Penting untuk menjelaskan bahayanya terhadap Yaman dan rakyatnya, serta memperingatkan masyarakat akan makar yang ia rencanakan terhadap warga Yaman. Ia mencoba menipu mereka dengan mengatasnamakan Syariat dan Salafiyah, padahal ia mengikuti cara kaum Khawarij zaman ini yang hidup bergelimang kemewahan, sementara ia berusaha menjerumuskan saudara-saudara kita di Yaman ke dalam api perang saudara dan pertumpahan darah demi mencapai tujuan-tujuan rusak yang sudah sangat jelas.
Oleh karena itu, saya menyerukan kepada saudara-saudaraku para penuntut ilmu di Yaman untuk menyatukan barisan dan berupaya menyatukan masyarakat di bawah kepemimpinan penguasa saat ini, Rashad Al-Alimi, dan pemerintahannya.
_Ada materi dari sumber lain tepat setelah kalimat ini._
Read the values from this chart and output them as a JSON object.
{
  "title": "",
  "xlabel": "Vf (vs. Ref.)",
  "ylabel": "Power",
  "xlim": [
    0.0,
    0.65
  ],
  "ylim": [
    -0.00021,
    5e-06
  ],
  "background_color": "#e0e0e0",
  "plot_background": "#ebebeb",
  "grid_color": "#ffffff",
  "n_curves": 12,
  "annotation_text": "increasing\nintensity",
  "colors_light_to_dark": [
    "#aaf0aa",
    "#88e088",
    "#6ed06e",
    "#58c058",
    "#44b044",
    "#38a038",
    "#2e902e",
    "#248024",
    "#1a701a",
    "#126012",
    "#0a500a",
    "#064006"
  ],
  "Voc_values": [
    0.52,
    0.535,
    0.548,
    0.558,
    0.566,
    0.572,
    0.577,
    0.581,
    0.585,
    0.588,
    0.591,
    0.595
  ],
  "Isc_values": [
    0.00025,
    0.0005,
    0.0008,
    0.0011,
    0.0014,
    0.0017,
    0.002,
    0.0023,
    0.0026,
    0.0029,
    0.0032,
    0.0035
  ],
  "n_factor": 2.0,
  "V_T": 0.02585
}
Peringatkanlah masyarakat agar tidak mengangkat senjata melawan saudara mereka sendiri di Yaman hanya karena mengikuti orang-orang yang ingin menebar kerusakan di tanah mereka atau menjerumuskan mereka ke dalam pertikaian internal. Saya mendorong semua orang yang berakal sehat untuk berkumpul, bermusyawarah, dan berdiskusi demi menyelesaikan semua permasalahan serta mendukung pertemuan-pertemuan semacam ini. Jelaskanlah bahwa inilah jalan yang diserukan oleh ilmu dan hikmah.
Semoga Allah mengembalikan kebahagiaan bagi Yaman dan menolong saudara-saudara kita para ahli ilmu di sana untuk menampakkan pengaruh ilmu dan hikmah mereka.
(Sesungguhnya aku tidak bermaksud kecuali mendatangkan perbaikan selama aku masih berkesanggupan. Dan tidak ada taufik bagiku melainkan dengan pertolongan Allah. Kepada-Nya aku bertawakal dan kepada-Nya aku kembali).
7 Januari 2026"
Poin-Poin Utama:
Kritik Keras: Ia menuduh Hani bin Buraik (tokoh politik di Yaman Selatan) memiliki pemahaman radikal/Khawarij yang berkedok agama.
Dukungan Pemerintah: Ia menyerukan rakyat Yaman untuk setia kepada pemerintahan resmi di bawah Rashad Al-Alimi.
Seruan Damai: Mengajak para penuntut ilmu agama untuk mencegah perang saudara dan lebih mengedepankan dialog (musyawarah).